この状況を解決するための万能の方法はありません。 ClusterControlを使用すると、ユーザーは安全なデフォルトを維持しながら、実行方法を制御できます。これは、次の設定を使用してcmon構成で実行されます。
replication_failover_wait_to_apply_timeout=-1
デフォルトでは「-1」の値を取ります。これは、マスター候補が遅れている場合にフェイルオーバーがすぐに発生しないことを意味するため、候補が追いつかない限り、永久に待機するように設定されています。 ClusterControlは、リレーログから欠落しているすべてのトランザクションを適用するのを無期限に待機します。これは安全ですが、何らかの理由で最新のスレーブがひどく遅れている場合、フェイルオーバーが完了するまでに数時間かかる場合があります。スペクトルの反対側では、「0」に設定しています。これは、マスター候補が遅れているかどうかに関係なく、フェイルオーバーがすぐに発生することを意味します。途中で値を設定することもできます。これにより、時間が秒単位で設定されます。たとえば、30秒なので、変数を
に設定します。replication_failover_wait_to_apply_timeout=30
> 0に設定すると、ClusterControlは、マスター候補がリレーログから欠落しているトランザクションを適用するのを、値が満たされるまで待機します(この例では30秒)。フェイルオーバーは、定義された時間の後、またはマスター候補がレプリケーションに追いつくときのいずれか早い方で発生します。これは、アプリケーションにダウンタイムに関する特定の要件があり、短い時間枠内に新しいマスターを選択する必要がある場合に適しています。
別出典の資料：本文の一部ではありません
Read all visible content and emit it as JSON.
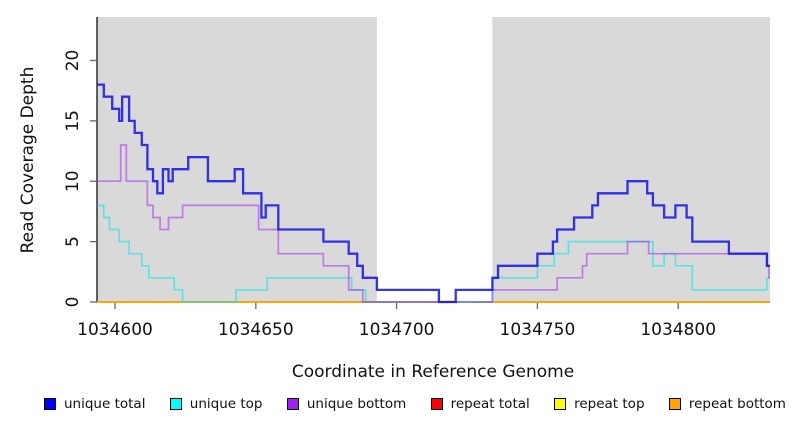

ClusterControlがPostgreSQLおよびMySQLの自動フェイルオーバーでどのように機能するかについての詳細は、「PostgreSQLレプリケーション101のフェイルオーバー」および「MySQLレプリケーションの自動フェイルオーバー-ClusterControl1.4の新機能」というタイトルの以前のブログを確認してください。
結論
自動フェイルオーバーは、特に最小限のダウンタイムで24時間年中無休の運用を必要とする企業にとって価値のある機能です。ビジネスでは、計画外の停止時に自動化プロセスにどの程度の制御を与えるかを定義する必要があります。 ClusterControlのような高可用性ソリューションは、フェイルオーバー処理でカスタマイズ可能なレベルの対話を提供します。一部の組織では、フェイルオーバー中のユーザーの操作が時間を浪費し、RTOに影響を与える可能性がある場合でも、自動フェイルオーバーはオプションではない場合があります。自動フェイルオーバーが正しく機能しない場合、またはさらに悪いことに、データが混乱して部分的に失われる場合はリスクが高すぎると想定されます(ただし、人間も同様の結果につながる悲惨なミスを犯す可能性があると主張する場合があります)。データベースを厳密に制御したい場合は、自動フェイルオーバーをスキップして、代わりに手動プロセスを使用することを選択できます。このようなプロセスには時間がかかりますが、経験豊富な管理者がシステムの状態を評価し、何が起こったかに基づいて修正措置を講じることができます。